Anyway, one of the ideas the book talks about is the idea that our peripheral vision lacks acuity. Because our eyes are moving all the time, we don't really notice this, but try focusing on a single point on a page of a book, for example, and then try to make out the words to either side of where you have your gaze fixed. You'll see how quickly you loose detail. The interesting thing is that peripheral vision isn't blurry or out of focus, it lacks spatial precision. So you have a hard time fixing the location in space of objects seen with your perpherial vision. The result is your brain fills in the details to give you an illusion of detail, but it can fill in these details differently each time you look at something with your peripheral vision.

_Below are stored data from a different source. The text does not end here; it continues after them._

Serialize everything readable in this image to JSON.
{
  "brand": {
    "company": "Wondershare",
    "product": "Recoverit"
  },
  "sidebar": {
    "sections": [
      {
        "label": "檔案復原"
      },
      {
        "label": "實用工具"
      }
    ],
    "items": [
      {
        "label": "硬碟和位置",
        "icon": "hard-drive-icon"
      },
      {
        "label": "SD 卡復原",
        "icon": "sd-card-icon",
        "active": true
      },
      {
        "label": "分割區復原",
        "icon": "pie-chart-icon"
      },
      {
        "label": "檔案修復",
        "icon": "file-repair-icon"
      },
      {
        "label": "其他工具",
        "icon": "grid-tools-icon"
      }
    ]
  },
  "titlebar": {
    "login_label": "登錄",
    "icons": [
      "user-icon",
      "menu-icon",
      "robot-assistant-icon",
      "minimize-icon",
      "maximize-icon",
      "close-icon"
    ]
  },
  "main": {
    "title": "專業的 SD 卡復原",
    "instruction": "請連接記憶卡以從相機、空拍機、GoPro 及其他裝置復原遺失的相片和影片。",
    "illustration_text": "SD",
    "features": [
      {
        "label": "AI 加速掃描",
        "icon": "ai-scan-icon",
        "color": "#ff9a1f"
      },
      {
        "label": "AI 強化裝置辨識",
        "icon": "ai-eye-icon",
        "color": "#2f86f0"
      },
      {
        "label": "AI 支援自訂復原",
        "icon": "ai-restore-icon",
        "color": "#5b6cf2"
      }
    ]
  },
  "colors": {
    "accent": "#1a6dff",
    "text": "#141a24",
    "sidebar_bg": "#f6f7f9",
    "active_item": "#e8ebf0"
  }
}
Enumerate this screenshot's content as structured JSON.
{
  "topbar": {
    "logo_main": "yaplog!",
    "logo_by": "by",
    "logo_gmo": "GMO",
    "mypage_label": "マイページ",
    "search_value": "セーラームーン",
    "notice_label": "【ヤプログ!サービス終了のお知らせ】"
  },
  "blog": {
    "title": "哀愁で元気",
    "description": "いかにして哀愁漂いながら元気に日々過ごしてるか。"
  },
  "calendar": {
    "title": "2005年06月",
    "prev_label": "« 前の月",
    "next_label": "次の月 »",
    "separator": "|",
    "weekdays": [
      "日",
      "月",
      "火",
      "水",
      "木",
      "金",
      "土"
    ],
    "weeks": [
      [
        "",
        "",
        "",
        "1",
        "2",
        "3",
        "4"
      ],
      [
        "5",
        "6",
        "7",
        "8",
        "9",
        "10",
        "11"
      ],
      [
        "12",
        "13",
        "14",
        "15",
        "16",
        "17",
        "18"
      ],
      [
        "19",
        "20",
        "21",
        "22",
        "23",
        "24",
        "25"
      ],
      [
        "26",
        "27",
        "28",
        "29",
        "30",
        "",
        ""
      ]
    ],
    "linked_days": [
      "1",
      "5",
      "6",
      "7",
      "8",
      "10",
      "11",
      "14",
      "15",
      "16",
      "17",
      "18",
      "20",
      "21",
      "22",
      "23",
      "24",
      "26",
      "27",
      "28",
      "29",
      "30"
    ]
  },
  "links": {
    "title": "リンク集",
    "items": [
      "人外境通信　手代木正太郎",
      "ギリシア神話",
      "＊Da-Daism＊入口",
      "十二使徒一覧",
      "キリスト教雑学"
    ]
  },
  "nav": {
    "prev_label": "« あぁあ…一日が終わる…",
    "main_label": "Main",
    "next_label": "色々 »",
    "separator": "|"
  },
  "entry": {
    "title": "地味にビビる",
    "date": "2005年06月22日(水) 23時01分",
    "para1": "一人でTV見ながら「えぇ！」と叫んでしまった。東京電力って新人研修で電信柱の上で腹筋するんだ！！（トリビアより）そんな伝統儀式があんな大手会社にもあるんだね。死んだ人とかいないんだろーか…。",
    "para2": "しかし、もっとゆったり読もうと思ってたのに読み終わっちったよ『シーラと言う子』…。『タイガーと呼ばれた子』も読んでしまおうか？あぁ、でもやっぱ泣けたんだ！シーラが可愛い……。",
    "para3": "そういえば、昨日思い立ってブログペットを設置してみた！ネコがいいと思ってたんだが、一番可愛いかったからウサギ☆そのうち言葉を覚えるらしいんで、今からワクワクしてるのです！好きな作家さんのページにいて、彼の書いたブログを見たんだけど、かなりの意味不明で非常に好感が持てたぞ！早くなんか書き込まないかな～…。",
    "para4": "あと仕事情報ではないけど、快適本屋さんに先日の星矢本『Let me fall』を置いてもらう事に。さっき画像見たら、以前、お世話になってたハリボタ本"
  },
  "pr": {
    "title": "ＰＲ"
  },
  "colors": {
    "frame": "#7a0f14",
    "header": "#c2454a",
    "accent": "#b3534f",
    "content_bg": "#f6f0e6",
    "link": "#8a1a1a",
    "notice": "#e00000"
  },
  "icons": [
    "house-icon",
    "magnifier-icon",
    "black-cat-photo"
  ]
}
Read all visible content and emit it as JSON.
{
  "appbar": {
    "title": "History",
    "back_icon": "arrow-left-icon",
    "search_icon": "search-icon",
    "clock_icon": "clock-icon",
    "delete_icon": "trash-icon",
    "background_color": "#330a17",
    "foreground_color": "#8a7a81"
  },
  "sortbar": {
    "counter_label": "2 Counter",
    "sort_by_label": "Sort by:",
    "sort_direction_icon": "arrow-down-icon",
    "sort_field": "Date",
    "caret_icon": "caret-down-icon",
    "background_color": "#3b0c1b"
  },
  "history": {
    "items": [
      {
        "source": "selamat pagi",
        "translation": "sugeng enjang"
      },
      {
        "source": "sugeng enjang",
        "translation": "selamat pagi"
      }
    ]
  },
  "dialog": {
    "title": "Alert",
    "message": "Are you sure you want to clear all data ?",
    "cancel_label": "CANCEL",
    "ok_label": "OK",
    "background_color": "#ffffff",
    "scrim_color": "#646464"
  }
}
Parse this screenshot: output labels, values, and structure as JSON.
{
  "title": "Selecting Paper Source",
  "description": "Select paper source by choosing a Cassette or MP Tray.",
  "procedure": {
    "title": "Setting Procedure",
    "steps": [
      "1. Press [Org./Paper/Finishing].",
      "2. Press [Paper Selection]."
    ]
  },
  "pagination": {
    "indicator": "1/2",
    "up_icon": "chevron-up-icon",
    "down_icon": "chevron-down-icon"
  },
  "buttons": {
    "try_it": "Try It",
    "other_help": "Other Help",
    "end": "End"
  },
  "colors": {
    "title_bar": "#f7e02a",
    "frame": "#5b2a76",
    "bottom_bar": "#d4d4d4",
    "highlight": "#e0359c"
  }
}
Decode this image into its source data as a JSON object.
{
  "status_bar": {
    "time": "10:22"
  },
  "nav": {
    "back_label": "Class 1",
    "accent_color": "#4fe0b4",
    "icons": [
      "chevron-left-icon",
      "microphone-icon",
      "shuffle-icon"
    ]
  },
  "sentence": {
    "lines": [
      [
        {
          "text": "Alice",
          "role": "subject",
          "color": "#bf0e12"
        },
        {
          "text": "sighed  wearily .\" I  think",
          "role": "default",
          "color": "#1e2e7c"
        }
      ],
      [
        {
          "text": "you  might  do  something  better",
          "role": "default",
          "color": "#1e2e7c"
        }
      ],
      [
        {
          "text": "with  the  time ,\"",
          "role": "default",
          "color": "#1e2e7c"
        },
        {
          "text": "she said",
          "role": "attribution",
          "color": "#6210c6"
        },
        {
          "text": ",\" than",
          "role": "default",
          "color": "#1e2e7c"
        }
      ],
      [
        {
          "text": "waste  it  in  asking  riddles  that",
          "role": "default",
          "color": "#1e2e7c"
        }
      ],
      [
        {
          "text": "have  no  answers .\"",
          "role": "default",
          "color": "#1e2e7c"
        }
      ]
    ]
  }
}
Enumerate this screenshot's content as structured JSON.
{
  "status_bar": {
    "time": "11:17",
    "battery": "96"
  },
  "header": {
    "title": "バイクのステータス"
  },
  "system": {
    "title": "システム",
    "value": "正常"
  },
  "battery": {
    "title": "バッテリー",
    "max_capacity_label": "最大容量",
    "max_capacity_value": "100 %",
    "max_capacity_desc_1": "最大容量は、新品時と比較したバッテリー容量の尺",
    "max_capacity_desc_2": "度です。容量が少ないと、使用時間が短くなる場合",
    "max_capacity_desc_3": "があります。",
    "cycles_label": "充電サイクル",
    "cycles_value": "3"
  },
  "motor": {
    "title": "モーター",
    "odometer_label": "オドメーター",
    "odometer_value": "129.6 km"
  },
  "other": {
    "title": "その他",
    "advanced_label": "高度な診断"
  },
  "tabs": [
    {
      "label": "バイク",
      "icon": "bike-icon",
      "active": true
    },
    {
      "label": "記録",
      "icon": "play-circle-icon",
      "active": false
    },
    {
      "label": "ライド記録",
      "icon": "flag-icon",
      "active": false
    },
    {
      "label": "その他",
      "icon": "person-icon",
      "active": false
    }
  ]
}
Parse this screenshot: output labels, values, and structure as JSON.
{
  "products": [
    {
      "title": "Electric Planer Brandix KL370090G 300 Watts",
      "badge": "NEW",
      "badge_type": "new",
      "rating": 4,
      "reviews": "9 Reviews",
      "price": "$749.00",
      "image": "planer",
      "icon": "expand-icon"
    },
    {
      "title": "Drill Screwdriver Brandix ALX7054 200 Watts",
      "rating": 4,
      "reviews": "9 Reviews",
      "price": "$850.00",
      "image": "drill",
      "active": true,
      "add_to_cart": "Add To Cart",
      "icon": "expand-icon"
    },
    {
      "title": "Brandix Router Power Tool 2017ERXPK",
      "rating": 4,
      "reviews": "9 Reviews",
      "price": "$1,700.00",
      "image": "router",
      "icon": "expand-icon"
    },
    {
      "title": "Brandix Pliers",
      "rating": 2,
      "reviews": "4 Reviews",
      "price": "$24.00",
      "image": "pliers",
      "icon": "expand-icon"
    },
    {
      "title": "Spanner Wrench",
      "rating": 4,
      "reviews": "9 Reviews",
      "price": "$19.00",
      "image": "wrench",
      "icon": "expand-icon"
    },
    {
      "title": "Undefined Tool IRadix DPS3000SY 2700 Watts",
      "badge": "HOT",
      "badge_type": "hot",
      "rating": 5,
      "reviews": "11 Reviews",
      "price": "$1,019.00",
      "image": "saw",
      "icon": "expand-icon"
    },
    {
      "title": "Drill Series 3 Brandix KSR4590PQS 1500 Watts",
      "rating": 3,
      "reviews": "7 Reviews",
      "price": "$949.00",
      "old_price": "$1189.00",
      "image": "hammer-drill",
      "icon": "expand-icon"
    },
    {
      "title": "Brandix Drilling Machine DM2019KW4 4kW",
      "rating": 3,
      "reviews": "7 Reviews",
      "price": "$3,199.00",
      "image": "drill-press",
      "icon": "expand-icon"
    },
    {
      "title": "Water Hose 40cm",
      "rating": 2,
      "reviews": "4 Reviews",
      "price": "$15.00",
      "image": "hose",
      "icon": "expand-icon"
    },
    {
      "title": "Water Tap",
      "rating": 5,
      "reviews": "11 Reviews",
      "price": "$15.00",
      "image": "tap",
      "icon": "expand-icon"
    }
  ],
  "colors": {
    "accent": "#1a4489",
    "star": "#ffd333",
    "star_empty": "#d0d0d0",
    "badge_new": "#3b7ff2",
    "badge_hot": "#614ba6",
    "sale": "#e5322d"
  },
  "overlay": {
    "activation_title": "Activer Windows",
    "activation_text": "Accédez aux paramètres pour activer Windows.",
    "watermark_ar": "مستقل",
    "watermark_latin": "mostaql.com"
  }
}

What does this have to do with art, and Monet? Last Saturday, in an effort to escape the heat, I visited the Palace of Legion of Honor in San Francisco (which was amazingly fog-less) to see the Monet in Normandy exhibit. Livingstone contends that the impressionist painters, by creating images that were spatially imprecise, give an illusion of movement or vitality because of the way your brain completes objects. I tested this idea looking at Monet's paintings, and it was true. If I kept my eyes still instead of roaming the painting, the paintings seemed both more realistic and also had an illusion of motion. The flags seemed to flutter a little, the air seemed to shimmer in the heat and so on.